Figure 3. Reduced 2-AG is associated with increasing similarity of population metrics.

(A) Trajectory of neuronal population activity in 3D PC space during presentation of the CS⁺ (open dots) and NT (filled dots) for both DO34- (red) and vehicle-treated (blue) mice. (B) Fifteen PCs explain 91.5% of the variance in the neuronal data set. (C) Mahalanobis distance between NT and CS⁺ trajectories in PC space for vehicle- and DO34-exposed mice. (D) Instantaneous Euclidean distance between NT and CS⁺ trajectories across tone duration.
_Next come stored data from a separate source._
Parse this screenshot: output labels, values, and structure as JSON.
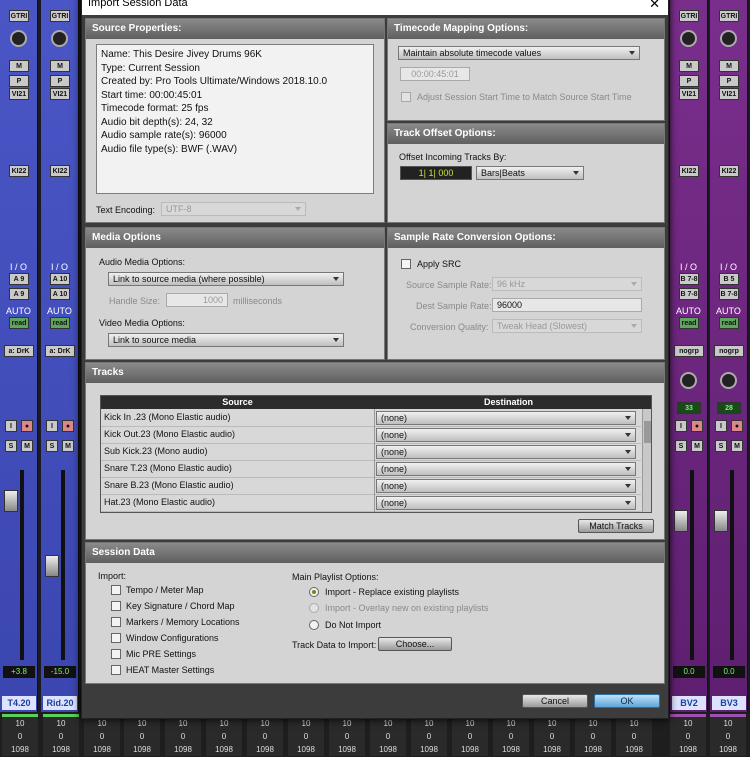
{
  "dialog": {
    "title": "Import Session Data",
    "close": "✕",
    "source_properties": {
      "header": "Source Properties:",
      "lines": [
        "Name: This Desire Jivey Drums 96K",
        "Type: Current Session",
        "Created by: Pro Tools Ultimate/Windows 2018.10.0",
        "Start time: 00:00:45:01",
        "Timecode format: 25 fps",
        "Audio bit depth(s): 24, 32",
        "Audio sample rate(s): 96000",
        "Audio file type(s): BWF (.WAV)"
      ],
      "text_encoding_label": "Text Encoding:",
      "text_encoding_value": "UTF-8"
    },
    "timecode_mapping": {
      "header": "Timecode Mapping Options:",
      "mode": "Maintain absolute timecode values",
      "timecode": "00:00:45:01",
      "adjust_label": "Adjust Session Start Time to Match Source Start Time"
    },
    "track_offset": {
      "header": "Track Offset Options:",
      "offset_label": "Offset Incoming Tracks By:",
      "offset_value": "1| 1| 000",
      "units": "Bars|Beats"
    },
    "media_options": {
      "header": "Media Options",
      "audio_label": "Audio Media Options:",
      "audio_value": "Link to source media (where possible)",
      "handle_label": "Handle Size:",
      "handle_value": "1000",
      "handle_units": "milliseconds",
      "video_label": "Video Media Options:",
      "video_value": "Link to source media"
    },
    "sample_rate": {
      "header": "Sample Rate Conversion Options:",
      "apply_src": "Apply SRC",
      "source_rate_label": "Source Sample Rate:",
      "source_rate_value": "96 kHz",
      "dest_rate_label": "Dest Sample Rate:",
      "dest_rate_value": "96000",
      "quality_label": "Conversion Quality:",
      "quality_value": "Tweak Head (Slowest)"
    },
    "tracks": {
      "header": "Tracks",
      "col_source": "Source",
      "col_destination": "Destination",
      "rows": [
        {
          "source": "Kick In .23 (Mono Elastic audio)",
          "destination": "(none)"
        },
        {
          "source": "Kick Out.23 (Mono Elastic audio)",
          "destination": "(none)"
        },
        {
          "source": "Sub Kick.23 (Mono audio)",
          "destination": "(none)"
        },
        {
          "source": "Snare T.23 (Mono Elastic audio)",
          "destination": "(none)"
        },
        {
          "source": "Snare B.23 (Mono Elastic audio)",
          "destination": "(none)"
        },
        {
          "source": "Hat.23 (Mono Elastic audio)",
          "destination": "(none)"
        }
      ],
      "match_button": "Match Tracks"
    },
    "session_data": {
      "header": "Session Data",
      "import_label": "Import:",
      "checkboxes": [
        "Tempo / Meter Map",
        "Key Signature / Chord Map",
        "Markers / Memory Locations",
        "Window Configurations",
        "Mic PRE Settings",
        "HEAT Master Settings"
      ],
      "playlist_label": "Main Playlist Options:",
      "playlist_options": [
        "Import - Replace existing playlists",
        "Import - Overlay new on existing playlists",
        "Do Not Import"
      ],
      "track_data_label": "Track Data to Import:",
      "choose_button": "Choose..."
    },
    "cancel": "Cancel",
    "ok": "OK"
  },
  "mixer": {
    "left_strips": [
      {
        "top_label": "GTRI",
        "insert": "VI21",
        "insert2": "KI22",
        "io": "I / O",
        "in": "A 9",
        "out": "A 9",
        "auto": "AUTO",
        "mode": "read",
        "group": "a: DrK",
        "value": "+3.8",
        "name": "T4.20"
      },
      {
        "top_label": "GTRI",
        "insert": "VI21",
        "insert2": "KI22",
        "io": "I / O",
        "in": "A 10",
        "out": "A 10",
        "auto": "AUTO",
        "mode": "read",
        "group": "a: DrK",
        "value": "-15.0",
        "name": "Rid.20"
      }
    ],
    "right_strips": [
      {
        "top_label": "GTRI",
        "insert": "VI21",
        "insert2": "KI22",
        "io": "I / O",
        "in": "B 7-8",
        "out": "B 7-8",
        "auto": "AUTO",
        "mode": "read",
        "group": "nogrp",
        "meter": "33",
        "value": "0.0",
        "name": "BV2"
      },
      {
        "top_label": "GTRI",
        "insert": "VI21",
        "insert2": "KI22",
        "io": "I / O",
        "in": "B 5",
        "out": "B 7-8",
        "auto": "AUTO",
        "mode": "read",
        "group": "nogrp",
        "meter": "28",
        "value": "0.0",
        "name": "BV3"
      }
    ],
    "bottom_values": [
      "10",
      "0",
      "1098"
    ]
  }
}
Student’s t test. ****P < 0.0001.

Figure 4. dlPFC-amygdala resting-state connectivity is inversely correlated to fear generalization.

(A) Depiction of increased resting state between the right amygdala and dlPFC. (B) Generalization between CS^– and CS⁺ as a function of β coefficient for dlPFC. (C) Baseline 2-AG levels as a function of β coefficient for dlPFC.